Его золотистые волосы ярко выделялись на фоне побледневшего лица. Григорий вновь подскочил к нему, сжал рукой пальто Левина, держа под контролем бывшего товарища, каким он успел стать за все время встреч на собраниях. Дружба разбилась об углы несовместимости мнений.
– Они убили генерала! Убили! Такие, как ты, именно это называете революцией? – вскричал Константин в попытках выкрутиться из хватки Воронцова. – Я бы стоял с ними рядом, если бы все действительно было так, как они говорили. Без крови! Мы все еще поплатимся за то, что вообще вышли на площадь!
Тот резко ударил в живот. На лету Константин схватил парня за локоть и оба повалились на заснеженную дорогу. Воронцов вдавливал его в землю, между ударами выкрикивая:
– Без крови? Как ты тогда посмел появиться здесь?! Кто ты такой, скажи мне! Поэт, офицер? Ты ничего не можешь, ничего! Трус несчастный! Да чтоб твои кости сгнили в этом снегу!
Из последних сил Константин отвернул голову от очередного удара, поднялся на локтях и перевернул Григория так, что теперь он оказался под ним. Воронцов не ожидал наплыва бодрости от соперника и в глазах промелькнул короткий испуг. Левин и не пытался прижимать его в ответ, лишь с усталостью взглянул на него.

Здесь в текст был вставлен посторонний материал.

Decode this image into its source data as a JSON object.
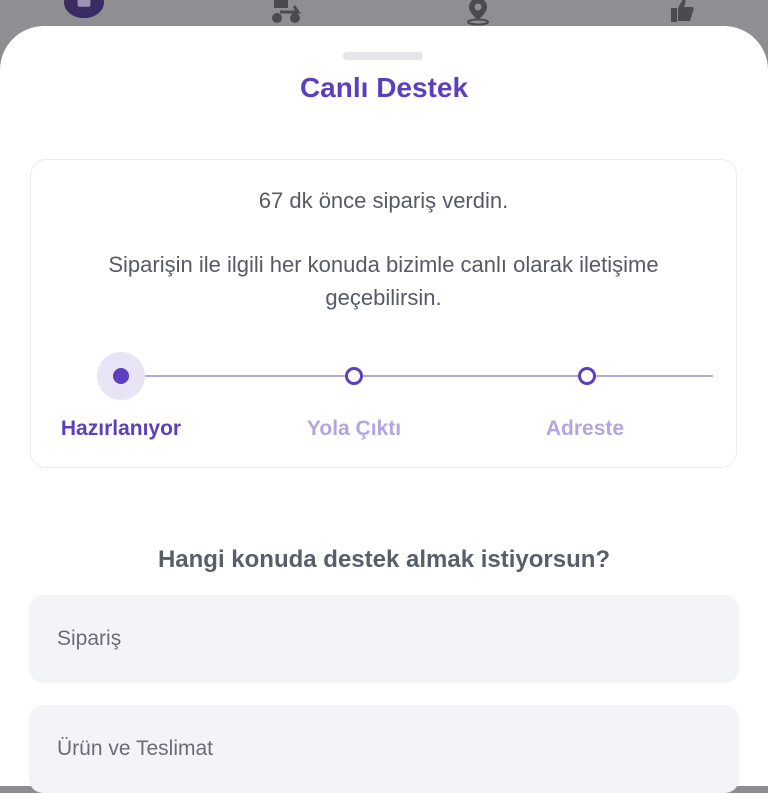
{
  "background_tabs": {
    "icons": [
      "bag-icon",
      "courier-scooter-icon",
      "location-pin-icon",
      "thumbs-up-icon"
    ]
  },
  "sheet": {
    "title": "Canlı Destek"
  },
  "status": {
    "elapsed_text": "67 dk önce sipariş verdin.",
    "info_text": "Siparişin ile ilgili her konuda bizimle canlı olarak iletişime geçebilirsin.",
    "steps": [
      {
        "label": "Hazırlanıyor",
        "active": true
      },
      {
        "label": "Yola Çıktı",
        "active": false
      },
      {
        "label": "Adreste",
        "active": false
      }
    ]
  },
  "support": {
    "question": "Hangi konuda destek almak istiyorsun?",
    "topics": [
      "Sipariş",
      "Ürün ve Teslimat"
    ]
  },
  "colors": {
    "brand_purple": "#5d3ebc",
    "inactive_step": "#b3a6e0",
    "text_gray": "#555a65",
    "option_bg": "#f3f4f7"
  }
}
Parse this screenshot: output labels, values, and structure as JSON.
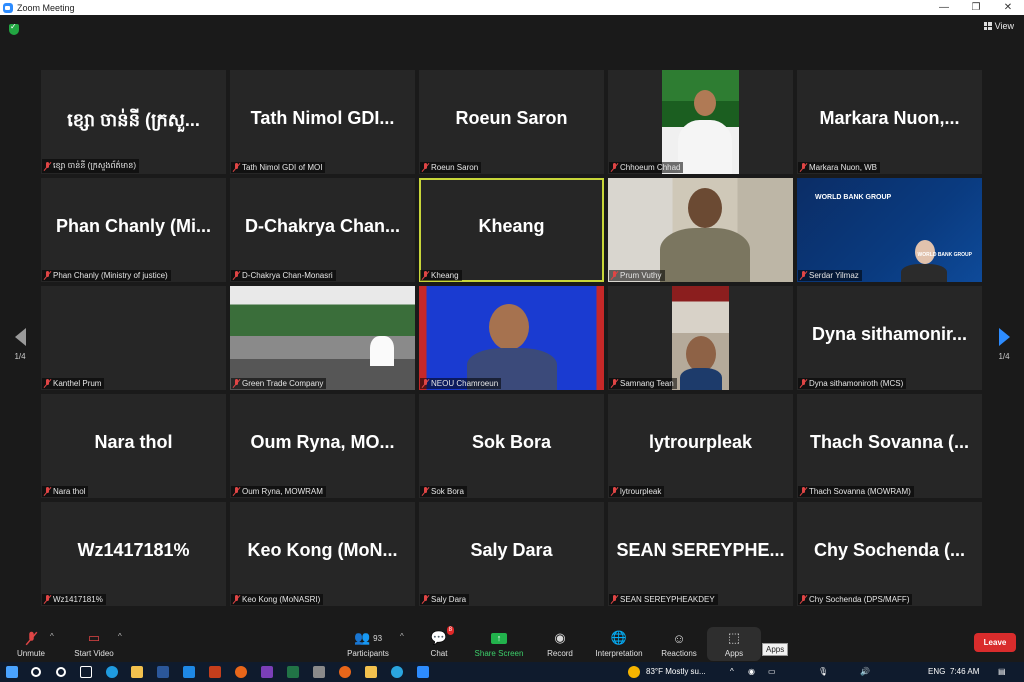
{
  "window": {
    "title": "Zoom Meeting",
    "minimize": "—",
    "restore": "❐",
    "close": "✕"
  },
  "header": {
    "view_label": "View"
  },
  "pager": {
    "left": "1/4",
    "right": "1/4"
  },
  "tiles": [
    {
      "big": "ខ្សោ ចាន់នី (ក្រសួ...",
      "label": "ខ្សោ ចាន់នី (ក្រសួងព័ត៌មាន)",
      "video": ""
    },
    {
      "big": "Tath Nimol GDI...",
      "label": "Tath Nimol GDI of MOI",
      "video": ""
    },
    {
      "big": "Roeun Saron",
      "label": "Roeun Saron",
      "video": ""
    },
    {
      "big": "",
      "label": "Chhoeum Chhad",
      "video": "chhoeum"
    },
    {
      "big": "Markara Nuon,...",
      "label": "Markara Nuon, WB",
      "video": ""
    },
    {
      "big": "Phan Chanly (Mi...",
      "label": "Phan Chanly (Ministry of justice)",
      "video": ""
    },
    {
      "big": "D-Chakrya Chan...",
      "label": "D-Chakrya Chan-Monasri",
      "video": ""
    },
    {
      "big": "Kheang",
      "label": "Kheang",
      "video": "",
      "active": true
    },
    {
      "big": "",
      "label": "Prum Vuthy",
      "video": "prum"
    },
    {
      "big": "",
      "label": "Serdar Yilmaz",
      "video": "serdar"
    },
    {
      "big": "",
      "label": "Kanthel Prum",
      "video": ""
    },
    {
      "big": "",
      "label": "Green Trade Company",
      "video": "green"
    },
    {
      "big": "",
      "label": "NEOU Chamroeun",
      "video": "neou"
    },
    {
      "big": "",
      "label": "Samnang Tean",
      "video": "samnang"
    },
    {
      "big": "Dyna sithamonir...",
      "label": "Dyna sithamoniroth (MCS)",
      "video": ""
    },
    {
      "big": "Nara thol",
      "label": "Nara thol",
      "video": ""
    },
    {
      "big": "Oum Ryna, MO...",
      "label": "Oum Ryna, MOWRAM",
      "video": ""
    },
    {
      "big": "Sok Bora",
      "label": "Sok Bora",
      "video": ""
    },
    {
      "big": "lytrourpleak",
      "label": "lytrourpleak",
      "video": ""
    },
    {
      "big": "Thach Sovanna (...",
      "label": "Thach Sovanna (MOWRAM)",
      "video": ""
    },
    {
      "big": "Wz1417181%",
      "label": "Wz1417181%",
      "video": ""
    },
    {
      "big": "Keo Kong (MoN...",
      "label": "Keo Kong (MoNASRI)",
      "video": ""
    },
    {
      "big": "Saly Dara",
      "label": "Saly Dara",
      "video": ""
    },
    {
      "big": "SEAN SEREYPHE...",
      "label": "SEAN SEREYPHEAKDEY",
      "video": ""
    },
    {
      "big": "Chy Sochenda (...",
      "label": "Chy Sochenda (DPS/MAFF)",
      "video": ""
    }
  ],
  "video_text": {
    "wb_logo": "WORLD BANK GROUP",
    "wb_logo2": "WORLD BANK GROUP"
  },
  "toolbar": {
    "unmute": "Unmute",
    "start_video": "Start Video",
    "participants": "Participants",
    "participants_count": "93",
    "chat": "Chat",
    "chat_badge": "8",
    "share_screen": "Share Screen",
    "record": "Record",
    "interpretation": "Interpretation",
    "reactions": "Reactions",
    "apps": "Apps",
    "apps_tooltip": "Apps",
    "leave": "Leave"
  },
  "taskbar": {
    "weather": "83°F  Mostly su...",
    "lang": "ENG",
    "time": "7:46 AM"
  },
  "colors": {
    "accent_blue": "#2d8cff",
    "leave_red": "#d92c2c",
    "share_green": "#22b24c",
    "active_speaker": "#c8d63a"
  }
}
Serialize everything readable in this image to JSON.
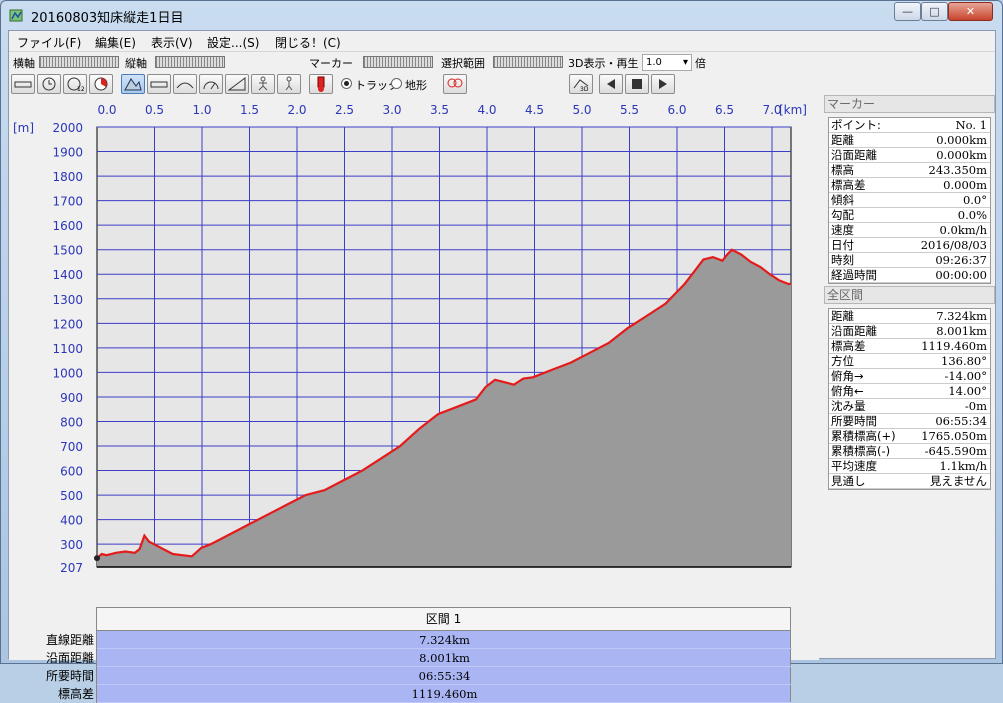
{
  "window": {
    "title": "20160803知床縦走1日目",
    "min": "—",
    "max": "□",
    "close": "✕"
  },
  "menu": [
    "ファイル(F)",
    "編集(E)",
    "表示(V)",
    "設定...(S)",
    "閉じる！(C)"
  ],
  "toolbar": {
    "yokojiku": "横軸",
    "tatejiku": "縦軸",
    "marker": "マーカー",
    "range": "選択範囲",
    "play3d": "3D表示・再生",
    "speed": "1.0",
    "bai": "倍",
    "track": "トラック",
    "terrain": "地形",
    "track_selected": true
  },
  "chart_data": {
    "type": "area",
    "xlabel": "[km]",
    "ylabel": "[m]",
    "xlim": [
      0,
      7.324
    ],
    "ylim": [
      207,
      2000
    ],
    "xticks": [
      "0.0",
      "0.5",
      "1.0",
      "1.5",
      "2.0",
      "2.5",
      "3.0",
      "3.5",
      "4.0",
      "4.5",
      "5.0",
      "5.5",
      "6.0",
      "6.5",
      "7.0"
    ],
    "yticks": [
      "2000",
      "1900",
      "1800",
      "1700",
      "1600",
      "1500",
      "1400",
      "1300",
      "1200",
      "1100",
      "1000",
      "900",
      "800",
      "700",
      "600",
      "500",
      "400",
      "300",
      "207"
    ],
    "grid": true,
    "series": [
      {
        "color": "#e41b1b",
        "x": [
          0,
          0.05,
          0.1,
          0.2,
          0.3,
          0.4,
          0.45,
          0.5,
          0.55,
          0.6,
          0.7,
          0.8,
          0.9,
          1.0,
          1.1,
          1.2,
          1.4,
          1.6,
          1.8,
          2.0,
          2.2,
          2.4,
          2.6,
          2.8,
          3.0,
          3.2,
          3.4,
          3.6,
          3.8,
          4.0,
          4.1,
          4.2,
          4.3,
          4.4,
          4.5,
          4.6,
          4.8,
          5.0,
          5.2,
          5.4,
          5.6,
          5.8,
          6.0,
          6.1,
          6.2,
          6.3,
          6.4,
          6.5,
          6.6,
          6.65,
          6.7,
          6.8,
          6.9,
          7.0,
          7.1,
          7.2,
          7.3,
          7.324
        ],
        "y": [
          243,
          260,
          255,
          265,
          270,
          265,
          280,
          335,
          310,
          300,
          280,
          260,
          255,
          250,
          285,
          300,
          340,
          380,
          420,
          460,
          500,
          520,
          560,
          600,
          650,
          700,
          770,
          830,
          860,
          890,
          940,
          970,
          960,
          950,
          975,
          980,
          1010,
          1040,
          1080,
          1120,
          1180,
          1230,
          1280,
          1320,
          1360,
          1410,
          1460,
          1470,
          1455,
          1480,
          1500,
          1480,
          1450,
          1430,
          1400,
          1375,
          1360,
          1362
        ]
      }
    ]
  },
  "marker": {
    "header": "マーカー",
    "rows": [
      {
        "k": "ポイント:",
        "v": "No. 1"
      },
      {
        "k": "距離",
        "v": "0.000km"
      },
      {
        "k": "沿面距離",
        "v": "0.000km"
      },
      {
        "k": "標高",
        "v": "243.350m"
      },
      {
        "k": "標高差",
        "v": "0.000m"
      },
      {
        "k": "傾斜",
        "v": "0.0°"
      },
      {
        "k": "勾配",
        "v": "0.0%"
      },
      {
        "k": "速度",
        "v": "0.0km/h"
      },
      {
        "k": "日付",
        "v": "2016/08/03"
      },
      {
        "k": "時刻",
        "v": "09:26:37"
      },
      {
        "k": "経過時間",
        "v": "00:00:00"
      }
    ]
  },
  "whole": {
    "header": "全区間",
    "rows": [
      {
        "k": "距離",
        "v": "7.324km"
      },
      {
        "k": "沿面距離",
        "v": "8.001km"
      },
      {
        "k": "標高差",
        "v": "1119.460m"
      },
      {
        "k": "方位",
        "v": "136.80°"
      },
      {
        "k": "俯角→",
        "v": "-14.00°"
      },
      {
        "k": "俯角←",
        "v": "14.00°"
      },
      {
        "k": "沈み量",
        "v": "-0m"
      },
      {
        "k": "所要時間",
        "v": "06:55:34"
      },
      {
        "k": "累積標高(+)",
        "v": "1765.050m"
      },
      {
        "k": "累積標高(-)",
        "v": "-645.590m"
      },
      {
        "k": "平均速度",
        "v": "1.1km/h"
      },
      {
        "k": "見通し",
        "v": "見えません"
      }
    ]
  },
  "section": {
    "header": "区間 1",
    "labels": [
      "直線距離",
      "沿面距離",
      "所要時間",
      "標高差"
    ],
    "values": [
      "7.324km",
      "8.001km",
      "06:55:34",
      "1119.460m"
    ]
  }
}
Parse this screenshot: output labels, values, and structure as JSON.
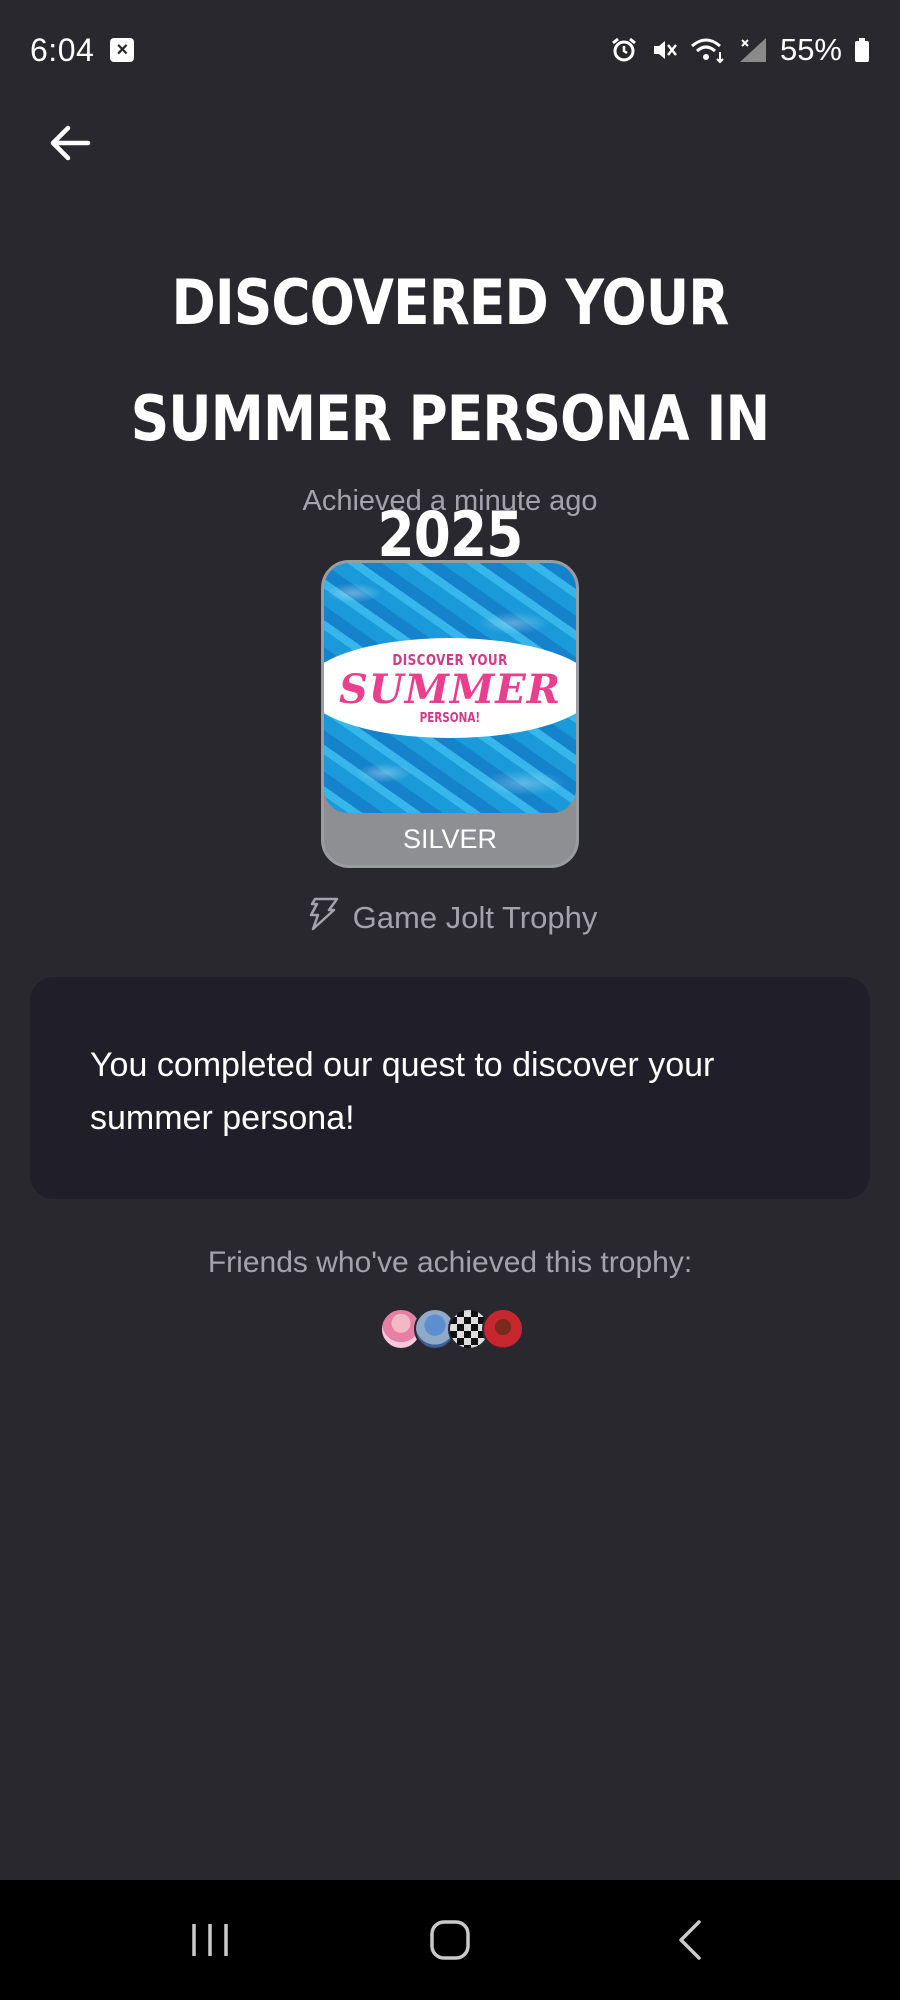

– Мы всегда были по разные стороны, но ты не видишь, что я тебе не враг. Если ты в центре событий, то я все время просто стоял и молчал. Уже устал молчать! Я не поддерживаю ни тех, ни других, и ты прекрасно знаешь это, потому и осуждаешь. Я всего лишь хочу жить в мире, даже если все считают это трусостью или предательством. Пустое место – да, так и продолжай думать обо мне. Пусть так. Лучше быть просто тихим мальчишкой, чем только притворяться сильным, как всегда делал ты. А площадь... Да сгорит к чертям эта площадь! Они уже стоят там. И мы ничего не сделаем. Не успокоим, не поможем. Смирись, что твое влияние сейчас незначительно так же, как и мое.
И он встал. Медленно пошел, оставляя следы на снегу. Ему уже и не важно было, куда идти – на площадь к восставшим или прочь от них. Шаг, еще шаг. Константин даже не успел свернуть за поворот, как одним ударом его вновь сбили с ног.
– Перестань сидеть на двух стульях. Раздражает!
Он упал лицом на заснеженную дорогу. Дышать становилось тяжело, все мутнело и плыло. Последнее, что он запомнил – черные сапоги, проходящие возле его лица и дерзкая насмешка. Сознание оборвалось и весь мир будто окутала бесконечная буря.
***
Туман перед глазами развеял громкий выстрел картечи, сотрясающий землю; после него последовали стоны людей, чью плоть, похоже, разорвали снаряды, и треск оконного стекла.
Константин поднял голову. Люди бежали вперед, не обращая никакого внимания на него. Он осторожно встал, опираясь на стену здания, придерживая голову. В висках у него будто эхом отражались крики, бешенный стук сердца и боль во всех частях тела. Из носа стекала кровь прямо на дорогу, оставляя после себя темный след на лице.
Второй выстрел.
Он пошатнулся, закрывая уши руками. От площади к мосту бежал незнакомый молодой человек. Подойдя к разорванному ограждению, он с испугом взглянул на потрескавшийся лед и опустил голову. Видимо, это его солдаты начинали тонуть в буйных водах Невы. Те, про которых пару часов назад говорили бежавшие мужчины. А выбраться они не могли – ледяные волны уносили тела дальше под лед, и шансов спастись у них уже не оставалось.
Левин развернулся и пошел прочь. Прочь от безумных людей, прочь от грохота взрывов. Ноги почти не слушались и сами отвели его к дверям дома.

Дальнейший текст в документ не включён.